Wei Y, Floudas C A
Department of Chemical and Biological Engineering, Princeton University, Princeton, NJ 08544-5263, U.S.A.
Chem Eng Sci. 2011 Oct 1;66(19):4356-4369. doi: 10.1016/j.ces.2011.04.033.
In this paper, based on a recent work by McAllister and Floudas who developed a mathematical optimization model to predict the contacts in transmembrane alpha-helical proteins from a limited protein data set [1], we have enhanced this method by 1) building a more comprehensive data set for transmembrane alpha-helical proteins and this enhanced data set is then used to construct the probability sets, MIN-1N and MIN-2N, for residue contact prediction, 2) enhancing the mathematical model via modifications of several important physical constraints and 3) applying a new blind contact prediction scheme on different protein sets proposed from analyzing the contact prediction on 65 proteins from Fuchs et al. [2]. The blind contact prediction scheme has been tested on two different membrane protein sets. Firstly it is applied to five carefully selected proteins from the training set. The contact prediction of these five proteins uses probability sets built by excluding the target protein from the training set, and an average accuracy of 56% was obtained. Secondly, it is applied to six independent membrane proteins with complicated topologies, and the prediction accuracies are 73% for 2ZY9A, 21% for 3KCUA, 46% for 2W1PA, 64% for 3CN5A, 77% for 3IXZA and 83% for 3K3FA. The average prediction accuracy for the six proteins is 60.7%. The proposed approach is also compared with a support vector machine method (TMhit [3]) and it is shown that it exhibits better prediction accuracy.

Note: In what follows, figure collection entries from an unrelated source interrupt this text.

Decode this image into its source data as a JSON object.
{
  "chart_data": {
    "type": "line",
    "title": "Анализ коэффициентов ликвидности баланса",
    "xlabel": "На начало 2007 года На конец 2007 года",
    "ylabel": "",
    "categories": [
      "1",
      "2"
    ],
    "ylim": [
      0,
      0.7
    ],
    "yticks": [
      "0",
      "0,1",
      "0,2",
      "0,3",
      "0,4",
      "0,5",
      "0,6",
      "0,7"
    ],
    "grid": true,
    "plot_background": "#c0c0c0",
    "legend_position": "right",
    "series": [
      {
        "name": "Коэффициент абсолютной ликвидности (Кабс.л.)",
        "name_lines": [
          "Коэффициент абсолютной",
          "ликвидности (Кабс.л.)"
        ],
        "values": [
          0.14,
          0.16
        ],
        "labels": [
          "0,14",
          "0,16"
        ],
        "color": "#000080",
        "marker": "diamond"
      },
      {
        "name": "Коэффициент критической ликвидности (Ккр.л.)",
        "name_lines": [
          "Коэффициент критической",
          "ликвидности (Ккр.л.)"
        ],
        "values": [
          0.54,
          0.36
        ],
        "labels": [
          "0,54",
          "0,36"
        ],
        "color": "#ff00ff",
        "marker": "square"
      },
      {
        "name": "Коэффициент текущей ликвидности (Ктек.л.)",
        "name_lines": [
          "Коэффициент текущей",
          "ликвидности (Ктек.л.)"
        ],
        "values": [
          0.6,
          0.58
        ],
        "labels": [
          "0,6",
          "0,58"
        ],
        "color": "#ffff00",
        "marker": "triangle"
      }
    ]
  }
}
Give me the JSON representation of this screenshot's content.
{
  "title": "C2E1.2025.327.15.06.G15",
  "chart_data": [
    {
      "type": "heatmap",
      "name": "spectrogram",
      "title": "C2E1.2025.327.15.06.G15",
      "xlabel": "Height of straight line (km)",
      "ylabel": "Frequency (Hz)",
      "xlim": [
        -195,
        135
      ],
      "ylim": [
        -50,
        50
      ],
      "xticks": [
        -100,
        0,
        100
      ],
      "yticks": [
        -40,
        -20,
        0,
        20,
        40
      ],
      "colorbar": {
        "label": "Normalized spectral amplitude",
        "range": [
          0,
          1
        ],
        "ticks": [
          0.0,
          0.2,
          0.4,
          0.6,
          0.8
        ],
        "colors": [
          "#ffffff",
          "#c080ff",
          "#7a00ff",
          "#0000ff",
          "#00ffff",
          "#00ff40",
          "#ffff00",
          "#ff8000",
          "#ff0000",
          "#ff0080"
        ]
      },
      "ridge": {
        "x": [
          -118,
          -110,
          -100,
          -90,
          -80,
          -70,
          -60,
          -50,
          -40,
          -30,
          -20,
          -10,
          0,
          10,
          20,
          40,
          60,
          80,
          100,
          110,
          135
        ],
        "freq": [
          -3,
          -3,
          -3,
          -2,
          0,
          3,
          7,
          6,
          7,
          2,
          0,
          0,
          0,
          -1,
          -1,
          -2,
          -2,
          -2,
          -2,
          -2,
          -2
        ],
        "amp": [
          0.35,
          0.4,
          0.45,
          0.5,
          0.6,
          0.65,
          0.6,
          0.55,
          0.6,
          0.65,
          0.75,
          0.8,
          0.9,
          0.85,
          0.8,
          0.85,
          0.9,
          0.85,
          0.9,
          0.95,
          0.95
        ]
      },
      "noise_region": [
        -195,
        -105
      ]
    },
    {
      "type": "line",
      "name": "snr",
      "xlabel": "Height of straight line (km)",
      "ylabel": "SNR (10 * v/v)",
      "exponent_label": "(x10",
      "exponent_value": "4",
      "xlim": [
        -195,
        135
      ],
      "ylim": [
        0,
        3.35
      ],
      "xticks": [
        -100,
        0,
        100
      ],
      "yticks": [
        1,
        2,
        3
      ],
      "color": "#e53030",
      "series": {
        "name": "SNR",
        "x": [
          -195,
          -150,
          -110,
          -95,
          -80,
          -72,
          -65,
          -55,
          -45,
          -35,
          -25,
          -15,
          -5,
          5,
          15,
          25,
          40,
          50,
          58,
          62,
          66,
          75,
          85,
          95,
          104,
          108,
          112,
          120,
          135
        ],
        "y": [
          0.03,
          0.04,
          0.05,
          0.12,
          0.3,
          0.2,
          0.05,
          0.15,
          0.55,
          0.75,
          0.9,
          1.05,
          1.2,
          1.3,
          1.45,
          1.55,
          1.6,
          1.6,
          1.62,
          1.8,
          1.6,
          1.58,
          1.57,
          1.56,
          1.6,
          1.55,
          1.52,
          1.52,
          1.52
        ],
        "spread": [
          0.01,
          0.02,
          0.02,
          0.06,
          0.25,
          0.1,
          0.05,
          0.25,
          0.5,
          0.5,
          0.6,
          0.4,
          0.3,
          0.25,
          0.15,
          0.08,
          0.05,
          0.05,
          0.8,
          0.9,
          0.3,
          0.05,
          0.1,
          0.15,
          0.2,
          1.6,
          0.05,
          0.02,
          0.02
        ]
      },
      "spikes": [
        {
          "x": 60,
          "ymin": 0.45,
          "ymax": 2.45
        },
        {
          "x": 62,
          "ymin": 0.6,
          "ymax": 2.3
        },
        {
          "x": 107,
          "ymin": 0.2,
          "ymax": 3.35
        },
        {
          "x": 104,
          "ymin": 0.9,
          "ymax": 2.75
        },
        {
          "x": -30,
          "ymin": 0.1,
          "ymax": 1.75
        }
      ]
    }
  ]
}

在本文中,基于麦卡利斯特和弗洛达斯最近的一项工作,他们开发了一个数学优化模型,用于从有限的蛋白质数据集中预测跨膜α-螺旋蛋白中的接触点[1],我们对该方法进行了改进:1)为跨膜α-螺旋蛋白构建了一个更全面的数据集,然后使用这个增强后的数据集来构建用于残基接触预测的概率集MIN-1N和MIN-2N;2)通过修改几个重要的物理约束条件来增强数学模型;3)在分析富克斯等人[2]对65种蛋白质的接触预测后,针对不同的蛋白质集应用一种新的盲接触预测方案。该盲接触预测方案已在两个不同的膜蛋白集上进行了测试。首先,将其应用于从训练集中精心挑选的五种蛋白质。这五种蛋白质的接触预测使用通过从训练集中排除目标蛋白构建的概率集,获得的平均准确率为56%。其次,将其应用于六种具有复杂拓扑结构的独立膜蛋白,对于2ZY9A的预测准确率为73%,对于3KCUA为21%,对于2W1PA为46%,对于3CN5A为64%,对于3IXZA为77%,对于3K3FA为83%。这六种蛋白质的平均预测准确率为60.7%。还将所提出的方法与支持向量机方法(TMhit [3])进行了比较,结果表明它具有更好的预测准确率。